I suspect that Daniela has her tongue in cheek, it is ludicrous to suppose that a pension can be paid fairly. Even the most healthy, well educated female can die unexpectedly. If life is unfair, death is unfairer!
Which is why we regard the state pension as an insurance against living too long and not a right to a proportion of a national savings pension pot. This is what we mean by intra-generational solidarity- we accept some unfairness in the concept of national insurance.
Just as it is wrong for us to discriminate payments to our current pensioners, so it’s wrong for us to suppose that each generation coming along behind us should be treated progressively better.

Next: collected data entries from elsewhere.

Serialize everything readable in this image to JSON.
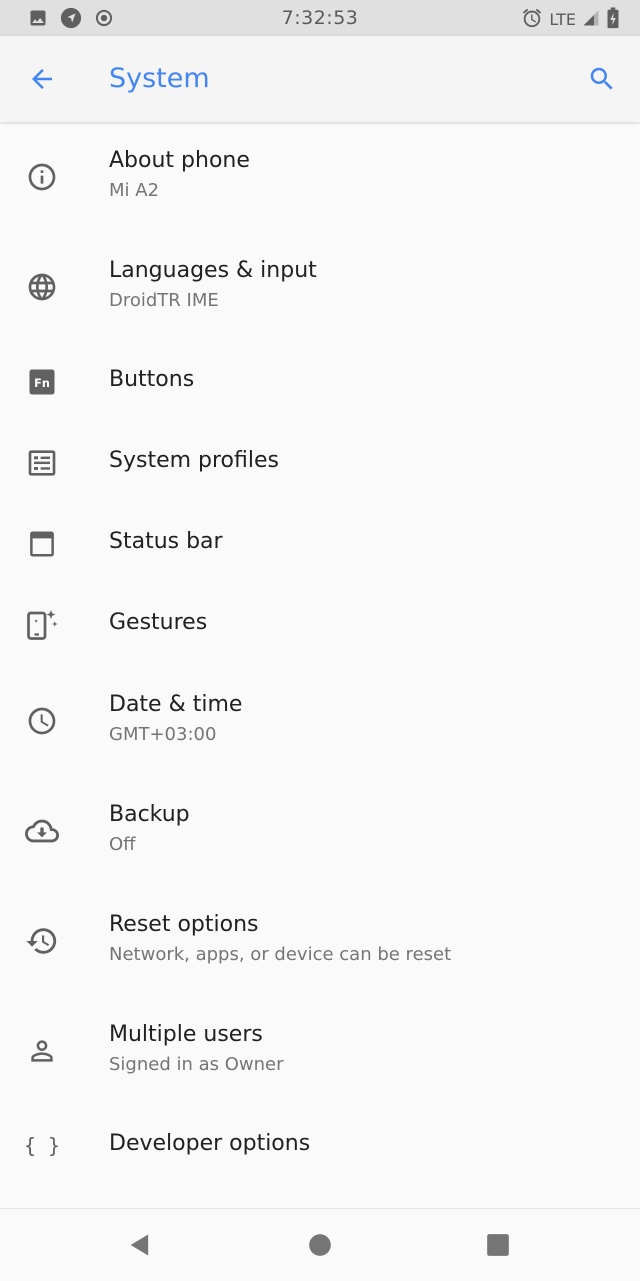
{
  "status_bar": {
    "time": "7:32:53",
    "network": "LTE",
    "left_icons": [
      "image-icon",
      "navigation-icon",
      "record-icon"
    ],
    "right_icons": [
      "alarm-icon",
      "lte-signal-icon",
      "battery-charging-icon"
    ]
  },
  "app_bar": {
    "title": "System",
    "back_icon": "arrow-back-icon",
    "search_icon": "search-icon",
    "accent_color": "#4285f4"
  },
  "settings": [
    {
      "icon": "info-icon",
      "title": "About phone",
      "summary": "Mi A2"
    },
    {
      "icon": "globe-icon",
      "title": "Languages & input",
      "summary": "DroidTR IME"
    },
    {
      "icon": "fn-key-icon",
      "title": "Buttons",
      "summary": ""
    },
    {
      "icon": "profiles-icon",
      "title": "System profiles",
      "summary": ""
    },
    {
      "icon": "status-bar-icon",
      "title": "Status bar",
      "summary": ""
    },
    {
      "icon": "gestures-icon",
      "title": "Gestures",
      "summary": ""
    },
    {
      "icon": "clock-icon",
      "title": "Date & time",
      "summary": "GMT+03:00"
    },
    {
      "icon": "cloud-backup-icon",
      "title": "Backup",
      "summary": "Off"
    },
    {
      "icon": "reset-history-icon",
      "title": "Reset options",
      "summary": "Network, apps, or device can be reset"
    },
    {
      "icon": "person-icon",
      "title": "Multiple users",
      "summary": "Signed in as Owner"
    },
    {
      "icon": "braces-icon",
      "title": "Developer options",
      "summary": ""
    }
  ],
  "nav_bar": {
    "buttons": [
      "nav-back-icon",
      "nav-home-icon",
      "nav-recents-icon"
    ]
  },
  "colors": {
    "icon_gray": "#616161",
    "title_text": "#212121",
    "summary_text": "#757575",
    "background": "#fafafa"
  }
}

The increase of the state pension age is merely a reflection of the increases in the age at which we die (and stop getting our pensions).
The management of the increases in state pension age may not have been perfect (we all accept the WASPI anomaly) but the principal of linking state pension age to average mortality is a proper one reinforcing generational fairness and creating intergenerational solidarity.
Stop this unseemly bickering!
We have a job in hand which is to improve lifetime savings so that the state pension we receive is supplemented by proper lifetime pensions. For a diminishing number of us, the employer promise of a defined benefit remains but it is generally accepted that this cannot be a universal promise. The genuine unfairness of two people doing the same job – one on a proper DB pension and one with pence in the pot remains and is one that needs addressing. But I see little point in wasting energy levelling things down when there is an opportunity to make more of the workplace pensions we are setting up under auto-enrolment.
Whatever John Cridland’s report into the state pension age ends up saying, I hope that it will acknowledge that the state pension is valuable and becoming more so. The big picture is looking brighter despite the plight of the WASPI women and the remaining levels of pension poverty that still exist.
I hope that Cridland will make it clear that the financial fate of pensioners to come is a lot rosier than it was , without lulling any of us into a sense of security that it is what it should be. Our state pension needs supplementing by private pensions and those pensions should be properly funded throughout our working lifetime.
Our working lifetimes have to be longer as our non-working retirements are longer. There is nothing unfair about that.